JuliaData / TypedTables.jl

Simple, fast, column-based storage for data analysis in Julia
Other
147 stars 25 forks source link

Issue with Tables.getcolumn by index #86

Open sefffal opened 2 years ago

sefffal commented 2 years ago

Accessing columns through Tables.getcolumn(table, name::Symbol) works as expected, but using Tables.getcolumn(table, ind::Int) does not.

Setup:

using Tables, TypedTables
table = Table(a=rand(300), b=rand(300))
table_nt = (;a=rand(300), b=rand(300))

Expected behaviour:

Tables.getcolumn(table_nt, 2)
300-element Vector{Float64}:
 0.7419591651104771
 0.03643357962428917
 0.511973946658012
 0.7525280472737248
 0.5312671306022833
...

This works with simple named tuples of vectors, as well as DataFrames.

Observed behaviour:

julia> Tables.getcolumn(table, 2)
ERROR: BoundsError: attempt to access 300-element Table{NamedTuple{(:a, :b), Tuple{Float64, Float64}}, 1, NamedTuple{(:a, :b), Tuple{Vector{Float64}, Vector{Float64}}}} at index [2]
Stacktrace:
 [1] getcolumn(x::Table{NamedTuple{(:a, :b), Tuple{Float64, Float64}}, 1, NamedTuple{(:a, :b), Tuple{Vector{Float64}, Vector{Float64}}}}, i::Int64)
   @ Tables C:\Users\William\.julia\packages\Tables\i6z2B\src\Tables.jl:101
 [2] top-level scope
   @ REPL[65]:1

However, using index 1 returns all columns which is not useful:

julia> Tables.getcolumn(table, 1)
(a = [0.7736170160574704, 0.32973335588180575, 0.17889965718253964, 0.7631323090473862, 0.7800224219389631, 0.08040930668634005, 0.9557133954558753, 0.9979396219551491, 0.15894660237894975, 0.5680381167378448  …  0.6559116874983786, 0.7328418210533515, 0.4856581423782824, 0.33251283450523117, 0.08142486970852292, 0.2259648695642409, 0.39396960265088865, 0.7031534405558856, 0.10224220322748001, 0.14191199646807617], b = [0.017236706415861724, 0.5265418832740683, 0.4268344997706731, 0.46470458360887146, 0.8360733105726028, 0.6032125887699785, 0.9385924928402325, 0.7405311692330161, 0.4201266483743147, 0.9833490878965103  …  0.14241236909936195, 0.29289242214548683, 0.8408873927907317, 0.7439831490645507, 0.6205302905751314, 0.9686022965164416, 0.8139530289474524, 0.823492626767103, 0.04273546220284152, 0.44406075204392326])

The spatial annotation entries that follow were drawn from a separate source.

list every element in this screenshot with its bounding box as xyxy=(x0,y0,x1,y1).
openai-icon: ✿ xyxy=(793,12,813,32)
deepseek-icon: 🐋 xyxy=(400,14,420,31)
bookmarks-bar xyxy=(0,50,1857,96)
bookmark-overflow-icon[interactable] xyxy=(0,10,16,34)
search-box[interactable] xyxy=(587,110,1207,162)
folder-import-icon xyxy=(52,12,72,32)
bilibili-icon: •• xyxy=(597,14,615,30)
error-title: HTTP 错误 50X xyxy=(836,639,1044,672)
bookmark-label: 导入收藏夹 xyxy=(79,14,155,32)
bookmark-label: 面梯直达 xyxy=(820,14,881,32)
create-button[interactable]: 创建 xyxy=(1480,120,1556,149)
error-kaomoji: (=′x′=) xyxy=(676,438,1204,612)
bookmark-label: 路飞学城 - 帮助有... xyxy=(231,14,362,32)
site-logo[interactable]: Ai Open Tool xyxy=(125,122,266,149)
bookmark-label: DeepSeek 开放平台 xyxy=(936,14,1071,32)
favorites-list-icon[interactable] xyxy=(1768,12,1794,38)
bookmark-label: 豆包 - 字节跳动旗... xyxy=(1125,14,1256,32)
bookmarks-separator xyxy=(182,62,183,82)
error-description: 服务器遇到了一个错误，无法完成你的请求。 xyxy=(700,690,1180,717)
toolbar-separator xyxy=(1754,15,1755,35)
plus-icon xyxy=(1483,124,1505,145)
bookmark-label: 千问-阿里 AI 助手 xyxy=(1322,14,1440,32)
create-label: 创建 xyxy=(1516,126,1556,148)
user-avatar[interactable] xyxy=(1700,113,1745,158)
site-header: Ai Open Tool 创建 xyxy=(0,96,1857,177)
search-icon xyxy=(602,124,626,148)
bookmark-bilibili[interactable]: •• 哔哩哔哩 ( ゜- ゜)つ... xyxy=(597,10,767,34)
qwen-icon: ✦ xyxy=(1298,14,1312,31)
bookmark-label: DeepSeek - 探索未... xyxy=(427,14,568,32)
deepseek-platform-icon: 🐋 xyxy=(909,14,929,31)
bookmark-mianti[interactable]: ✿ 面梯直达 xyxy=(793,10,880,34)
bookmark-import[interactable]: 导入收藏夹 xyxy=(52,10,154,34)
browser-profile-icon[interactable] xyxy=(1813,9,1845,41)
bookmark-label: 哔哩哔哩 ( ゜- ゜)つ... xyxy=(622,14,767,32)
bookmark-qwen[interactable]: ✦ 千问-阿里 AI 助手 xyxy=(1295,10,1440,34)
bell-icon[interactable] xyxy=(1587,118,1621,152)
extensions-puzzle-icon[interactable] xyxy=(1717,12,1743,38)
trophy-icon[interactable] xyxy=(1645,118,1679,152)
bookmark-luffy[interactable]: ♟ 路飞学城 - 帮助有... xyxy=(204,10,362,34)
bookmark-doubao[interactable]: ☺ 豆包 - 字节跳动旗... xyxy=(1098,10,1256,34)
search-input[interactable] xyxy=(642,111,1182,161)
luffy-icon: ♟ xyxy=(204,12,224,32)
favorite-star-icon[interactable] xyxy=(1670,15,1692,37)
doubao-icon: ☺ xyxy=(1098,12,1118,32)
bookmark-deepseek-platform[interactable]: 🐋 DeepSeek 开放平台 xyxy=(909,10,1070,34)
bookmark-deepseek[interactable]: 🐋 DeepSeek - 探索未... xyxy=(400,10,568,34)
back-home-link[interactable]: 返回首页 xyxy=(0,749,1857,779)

Accessing by column name :a or :b works as expected.

Thanks!

andyferris commented 2 years ago

@quinnj any advice on this one?

quinnj commented 2 years ago

In the official "usage" of the Tables.jl interface, you're only guaranteed to be able to call Tables.getcolumn on either: 1) the object returned from Tables.columns(x), or 2) on each iterated element of the object returned by Tables.rows(x). For DataFrames.jl/NamedTuple of vectors, the objects themselves happen to get returned from Tables.columns, but in the case of Table, it's not. So if you do tbl = Tables.columns(table) first, you can get expect to call Tables.getcolumn on the result.

andyferris commented 2 years ago

I see.

Is it good practice to extend some of these methods and opt into common behaviour? Or is it preferable to let users use the columns function?

quinnj commented 2 years ago

All up to you; users of the Tables.jl API just need to make sure they follow the guidelines, which admittedly aren't the absolute most convenient form, but are really meant for "sink" authors in the end.